In probably the biggest overturning of traditional jazz form, soloing is almost wholly absent on See Through 5's Margins; instead, Johnston, pianist Tania Gill, saxophonist Karen Ng (also clarinet), drummer Jake Oelrichs, and synth player Smith direct their energies into bringing Johnston's intricate, largely notated compositions into being. Yet while their collective focus centers on hewing carefully to the tunes' maze-like constructions, their individual personalities nevertheless emerge in the way each gives voice to Johnston's material. Recorded by Smith and Sandro Perri in Toronto in August 2015, the five electronic-and-acoustic hybrids pull into their orbit minimalism, funk, prog, krautrock, and, yes, even jazz as they unfold with the precision of a Swiss timepiece.

Oelrichs powers the opening “The Maps Were Right All Along” with a lumbering groove that solidly underpins alternating statements by Ng and Smith and that Gill and Johnston embellish with their own support. As the track advances, moments surface that suggest lines could conceivably be drawn from Margins to Strata Institute's Cipher Syntax, the 1989 set issued by Greg Osby, Steve Coleman, and others in the M-Base collective. Such a connection declares itself in particular when the polyrhythms of the drumming joins up with the stab of the saxophone line and throb of the acoustic bass; further to that, the slo-funk pulse Oelrichs weaves into “Underused Sense of Wonder” resembles a slightly less busy one Marvin “Smitty” Smith might have brought to that earlier session. Soloing is such a rarity on the album that when Tania Gill and Karen Ng contribute free-wheeling turns to “Piecing Together That Dream,” the effect is almost startling. Perhaps the biggest compliment that could be paid to Johnston and company is that Margins and by extension See Through 5 sound pretty much unlike anything else out there at the moment, even if dubbing it sui generis would be stretching it a bit.
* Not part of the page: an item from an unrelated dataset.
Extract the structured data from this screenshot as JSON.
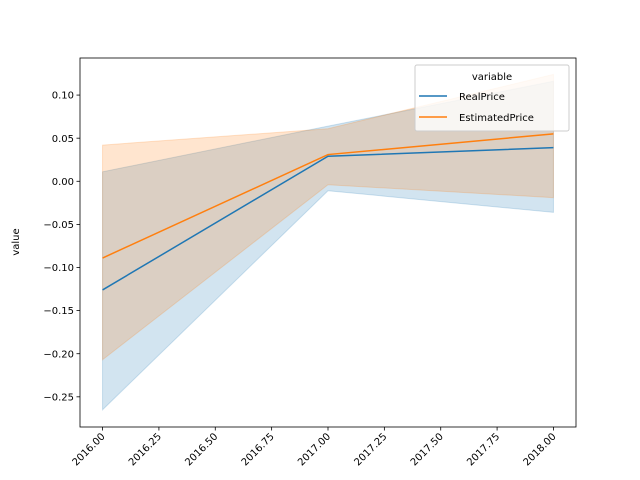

Eccentric and whimsical describe Mike Smith's own set, Famous Wildlife Movies, which features Ng and Oelrichs also (the latter on timbales) along with Ali Berkok (electric piano), Mika Posen (violin), Matt Valentine (guitar), Jay Hay (saxophone, bass clarinet), Heather Saumer (trombone), D. Alex Meeks (drum kit), Blake Howard (congas, percussion), and Lisa Conway (drum machine). As plentiful as such resources are, the album is clearly Smith's baby, his woozy synthesizers very much a defining element of its sound. Like Margins, the one-time Muskox member recorded the material with Sandro Perri between 2015 and 2016, much of it again taking place in Toronto.
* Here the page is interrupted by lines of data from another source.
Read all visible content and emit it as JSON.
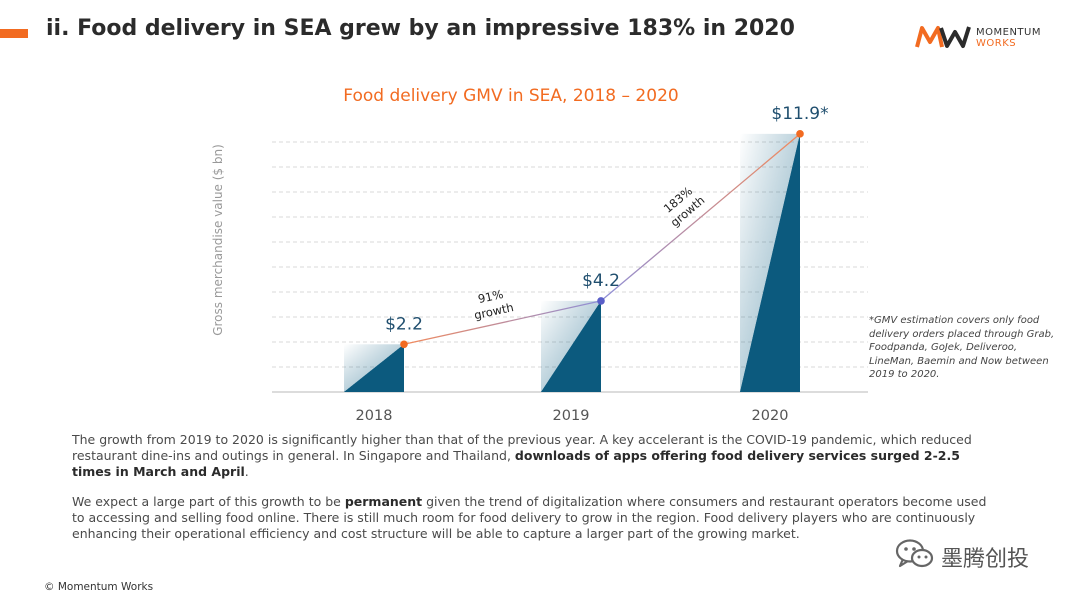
{
  "slide": {
    "title": "ii. Food delivery in SEA grew by an impressive 183% in 2020",
    "copyright": "© Momentum Works"
  },
  "logo": {
    "name": "MOMENTUM",
    "sub": "WORKS",
    "accent_color": "#f26b21"
  },
  "chart_data": {
    "type": "bar",
    "title": "Food delivery GMV in SEA, 2018 – 2020",
    "ylabel": "Gross merchandise value ($ bn)",
    "xlabel": "",
    "categories": [
      "2018",
      "2019",
      "2020"
    ],
    "values": [
      2.2,
      4.2,
      11.9
    ],
    "value_labels": [
      "$2.2",
      "$4.2",
      "$11.9*"
    ],
    "ylim": [
      0,
      13
    ],
    "grid": true,
    "growth_annotations": [
      {
        "from": "2018",
        "to": "2019",
        "pct_line": "91%",
        "word": "growth"
      },
      {
        "from": "2019",
        "to": "2020",
        "pct_line": "183%",
        "word": "growth"
      }
    ],
    "colors": {
      "bar": "#0c5a7e",
      "line_start": "#f28a5c",
      "line_mid": "#8e8fd8",
      "dot_start": "#f26b21",
      "dot_mid": "#5a5fc8",
      "title": "#f26b21",
      "label": "#1f4e6e"
    }
  },
  "footnote": "*GMV estimation covers only food delivery orders placed through Grab, Foodpanda, GoJek, Deliveroo, LineMan, Baemin and Now between 2019 to 2020.",
  "paragraph1": {
    "text_a": "The growth from 2019 to 2020 is significantly higher than that of the previous year. A key accelerant is the COVID-19 pandemic, which reduced restaurant dine-ins and outings in general. In Singapore and Thailand, ",
    "bold": "downloads of apps offering food delivery services surged 2-2.5 times in March and April",
    "text_b": "."
  },
  "paragraph2": {
    "text_a": "We expect a large part of this growth to be ",
    "bold": "permanent",
    "text_b": " given the trend of digitalization where consumers and restaurant operators become used to accessing and selling food online. There is still much room for food delivery to grow in the region. Food delivery players who are continuously enhancing their operational efficiency and cost structure will be able to capture a larger part of the growing market."
  },
  "watermark": {
    "text": "墨腾创投",
    "icon": "wechat-icon"
  }
}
Smith's naturally playful sensibility is on full display, but an unexpectedly different flavour seeps into the album on occasion, one that originated out of a chance viewing of Salsa superstars Willie Colon and Hector Lavoe. As a result, a tune such as “Boneless Ghost” ends up straddling multiple universes, the first populated by endlessly chattering synth micro-organisms and the second packed with conga and timbales players. Famous Wildlife Movies also veers into Muskox-styled territory when a tune such as “Fairyland Lustre” expands into a full-band arrangement featuring guitar, keyboards, bass, and drums. Clearly the album's centerpiece, the title suite folds any number of styles and sounds into its six parts, from the woozy, psychedelic ambient swirl of its opening section to its second's wonky riff on slow jazz-blues conventions. In Smith's world, it's perfectly natural for a walking bass line to accompany a violin-and-synthesizer front-line or for a braying sax to wail against an Afro-Cuban backdrop, and with wobbly synthesizers stretching every which way, “Famous Wildlife Movies VI” even begins to sound like something Joe Zawinul might have crafted for Mr. Gone. With salsa a key part of its blend, Smith's solo outing proves to be as unusual as Margins, never an unwelcome thing in this neck o' the woods.